ただ何かひとつ転じたことがあるとするなら、あの青年達だけは、時の魔法にかけられて、すっかり老け込んでしまったということくらいだ。

馴染み深いクリーム色の石壁は、彼らの目には昔よりなんだか褪せて映り、小さなせせらぎになどまるで見向きもせず、命懸けで青黒い海原へと漕ぎ出すという街の法則に順繰りに隷属していった。のっぽのマルチェッロも。金持ちのラファロも。みんな揃って額と頬にシワを滲ませ、物騒な髭っ面を引っ提げて海に飲まれていくのだった。
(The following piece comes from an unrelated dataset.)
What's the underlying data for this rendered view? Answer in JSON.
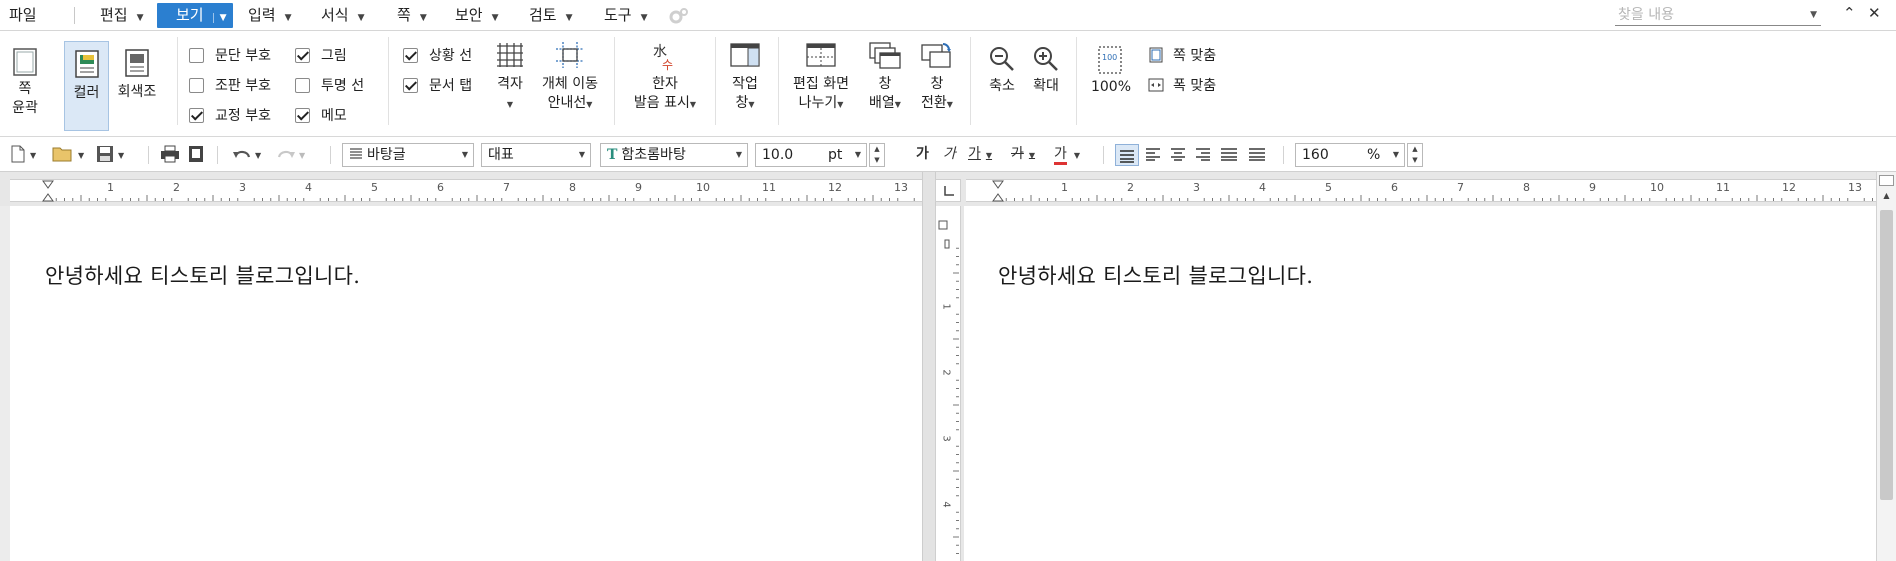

しかし、アドリアーノは、未だに"見えない石"を探していた。

狂信的なその姿勢は、彼が歳を増す度に街からは煙たがられ、あの新聞が出て三年が経った時には、もう彼を見る者など誰一人としていなかった。

「石は絶対にあるはずだ。」

アドリアーノはひそひそと、誰かに言い聞かせてなだめるよう朗らかに呟きながら、今日もその石をボロボロの両手で探している。

一匹のウミネコが坂の上まで迷い込んだ時、水の柔らかな音にそそのかされて、河原に咲いたひまわりの一輪がアドリアーノへとゆっくり向き直った。

青すぎる太陽が、彼だけを強く、物憂げに照らしている。